Twitter user @BabuSaheb90 replied: “It looks like justification of that incident more than clarification or apologies. You gonna lose more customers with this. You have not mentioned Pooja once in this letter.”

And @Joydas felt this was just a well written public relations draft. He posted: “This is exactly how beautifully crafted PR draft reads like. It has power to make the naive believe in the b******* offered as explanation and also convince them that the ‘client’ is a victim.”

@Joydas also added, that like mentioned in their statement, the problem lay with the training manual. He posted: “It is apt that Airtel India mentioned a lot about their training manual. Because that exactly is where the problem is. Their executives are just trained to paste templates replies without reading content.”

Tweep @rokade_rahul agreed: “Your training/work manual should include sidelining racist/abusive customers. That would help maintain dignity. ‘shift change’ is an excuse.”

Some regular customers did sympathise with the customer care agents involved in the issue, while some others said it was common of Airtel’s agents not to look at the history of a conversation thread on social media.

@CricFarmer tweeted: “It’s pretty common... Happens across all the companies who are managing customer requests. Now for Shoaib or Gananjot, they didn’t realise how big an issue this might become.”

and @satyajeettweets wrote: “Yeah. It is true. Different customer representative comes for same case and I don’t think that they look history. Because we have to repeat our same complaint to every new representative. Most of us face has faced this at some point of time.”

Airtel in their note wrote: “While Shoaib and Gaganjot went about working on this case they learnt a harsh lesson. That their religious identity matters. That they should check identities before taking up the responsibility of a service request. Maybe from here on, they will. However, we will resist that. Strongly.”

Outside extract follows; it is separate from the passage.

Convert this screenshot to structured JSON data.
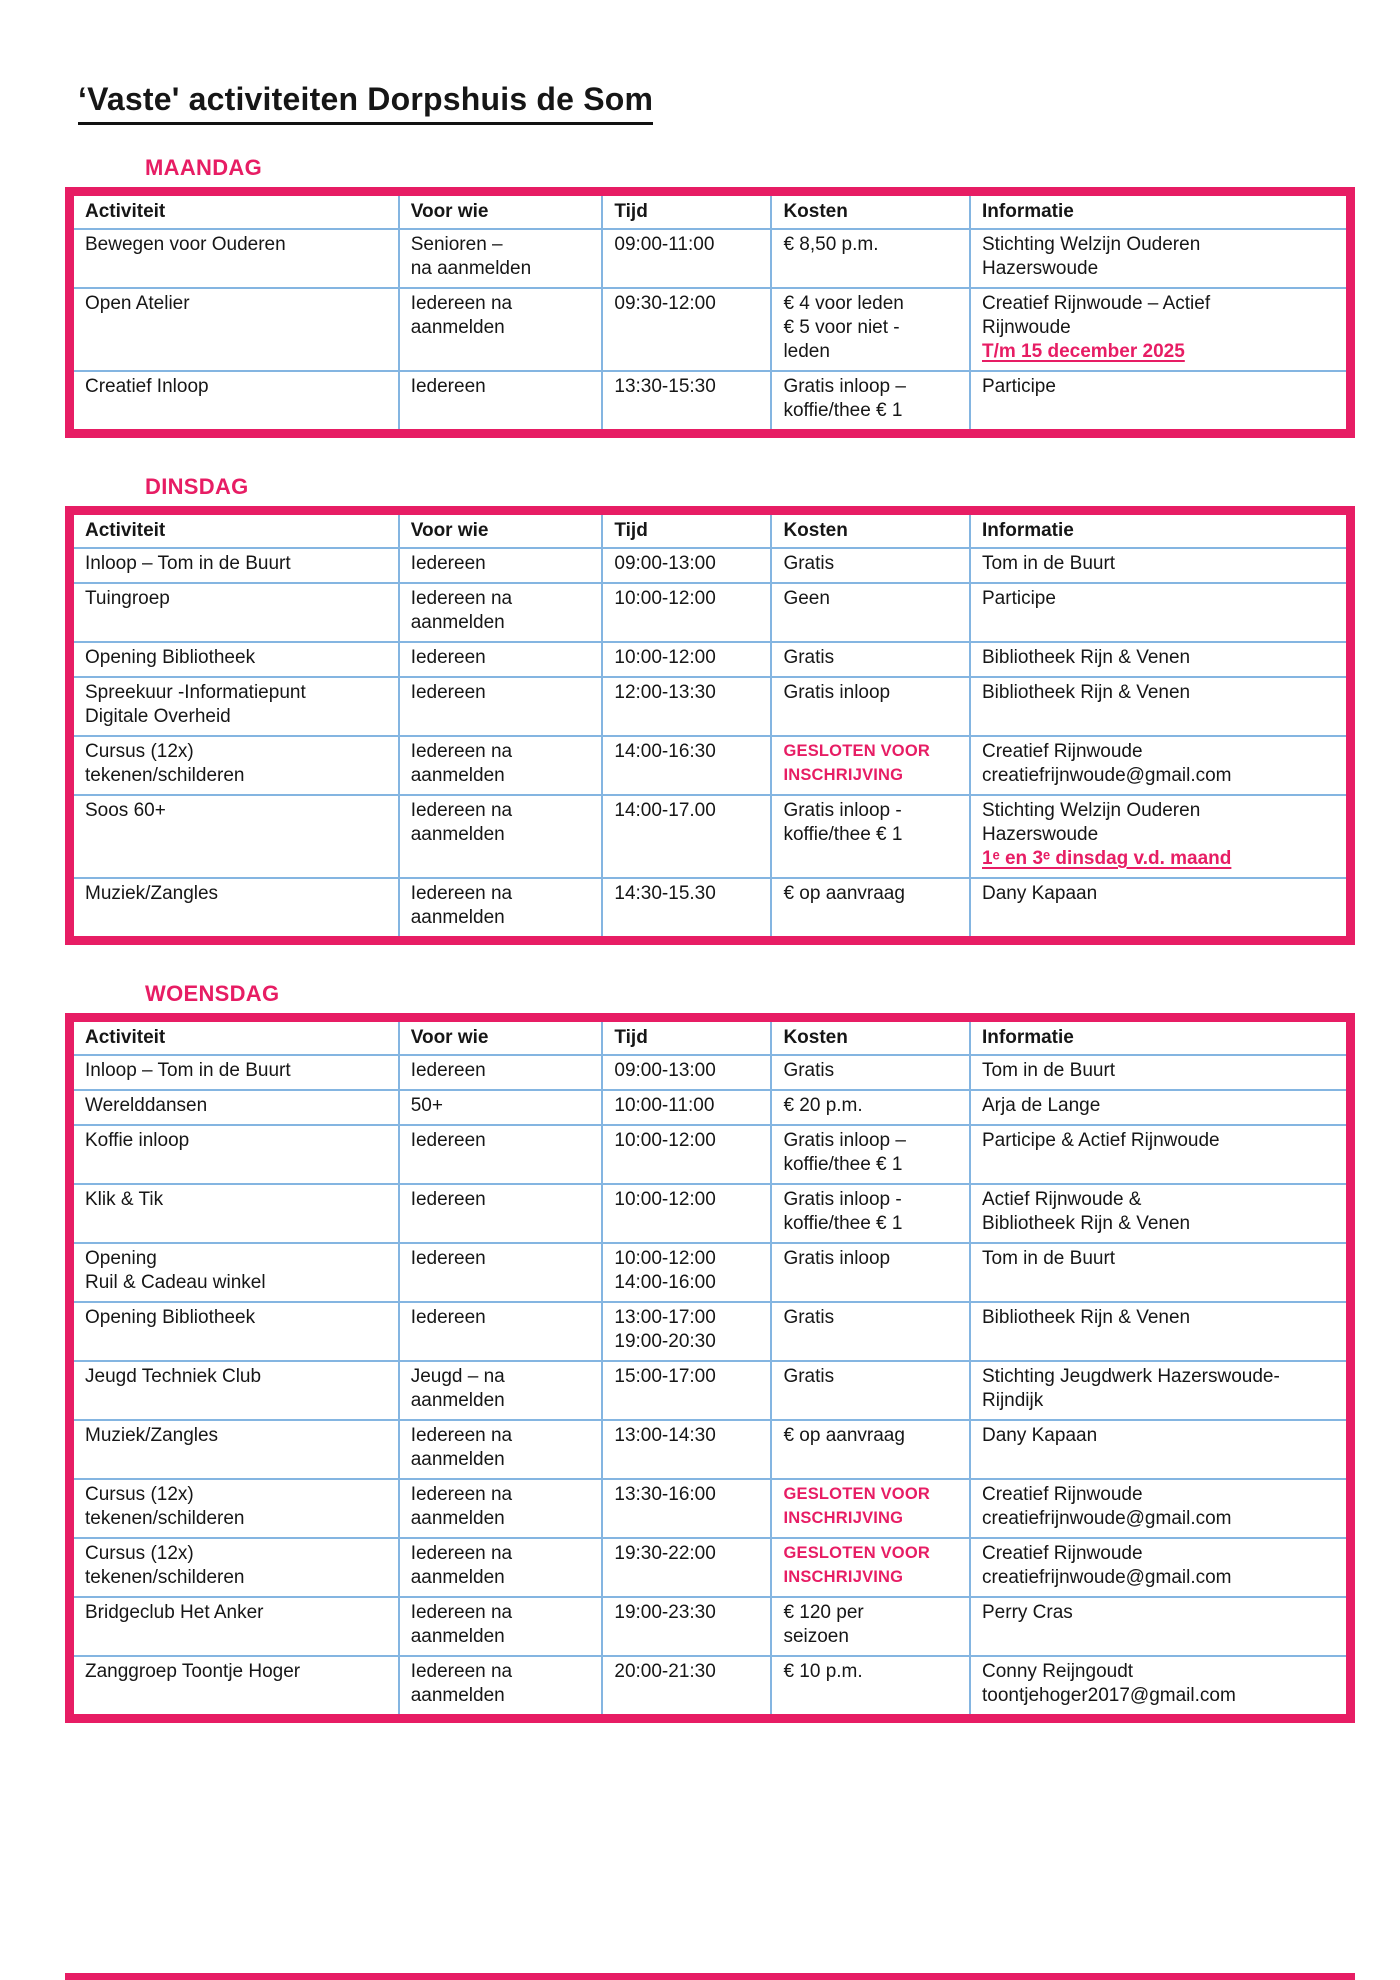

Twitter user @3rd_Handle replied: “Gaganjot should be mature enough to have understood the malicious content of the tweet and contacted superiors before responding to that. But more likely, Gaganjot is innocent because it seems that these types of issues are not covered under your training manual.”

Airtel further posted that their training manuals will never carry instructions to pause and check one’s identity before serving a query.

Keeping their letter open-ended, Airtel responded that while Gaganjot, Shoaib and others continue to respond to customer queries, it is up to customers to decide what ‘impression’ the episode has left on their minds.

Notably, Airtel signed off with “Official Airtel Spokesperson”, adding that the name has been withheld so people can read it free of religious and caste overtones.